Feier nach dem Finale

Nach der Medaillen- und Pokalübergabe wurde kräftig gefeiert. Trainer Rainer Schmidt brachte Schampus für die Spielerinnen mit, um den historischen Erfolg gebührend zu feiern. Der Gewinn des Meistertitels ist nicht nur ein sportlicher Triumph, sondern markiert auch einen bedeutsamen Moment in der Geschichte des Vereins und im deutschen Tischtennis.

Mit der Niederlage von Eastside bleibt während dieser Saison die Diskussion über die Herausforderungen, mit denen Teams konfrontiert werden, während die sportlichen Leistungen der Athletinnen im Fokus stehen. Die Ereignisse des Finallaufs und die Statistiken der Meisterschaften lassen die Tischtennis-Szene darauf hoffen, dass sich in Zukunft spannende Duelle entfalten werden, wie sie unter anderem auch in der langen Geschichte der Deutschen Meisterschaften zu beobachten waren, die 2019 die 87. Nationalen Deutschen Meisterschaften umfassten.

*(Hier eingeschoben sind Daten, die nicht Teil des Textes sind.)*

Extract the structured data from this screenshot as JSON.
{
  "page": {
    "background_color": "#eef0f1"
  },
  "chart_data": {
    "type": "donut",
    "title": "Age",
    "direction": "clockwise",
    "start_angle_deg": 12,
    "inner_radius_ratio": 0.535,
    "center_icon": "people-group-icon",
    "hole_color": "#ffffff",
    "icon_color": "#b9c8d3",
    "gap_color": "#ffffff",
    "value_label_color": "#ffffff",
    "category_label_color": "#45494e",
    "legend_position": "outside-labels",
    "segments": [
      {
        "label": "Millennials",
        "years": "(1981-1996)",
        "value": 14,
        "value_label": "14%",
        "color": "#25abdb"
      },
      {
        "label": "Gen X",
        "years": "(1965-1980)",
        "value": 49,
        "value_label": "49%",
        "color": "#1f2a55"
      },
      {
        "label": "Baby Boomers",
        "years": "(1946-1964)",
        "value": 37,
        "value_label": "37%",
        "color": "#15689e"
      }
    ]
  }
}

Die gesamte Tischtennis-Community blickt gespannt zur nächsten Saison, in der sich die Mannschaften vorbereiten werden, um ihre eigenen Geschichten zu schreiben und ihre Plätze in der Rangliste zu behaupten.

Für weitere Informationen zu den Ereignissen und Statistiken der deutschen Meisterschaften sei auf die Berichte von rbb24 und Sportschau sowie die Statistiken im Artikel von Tischtennis.de verwiesen.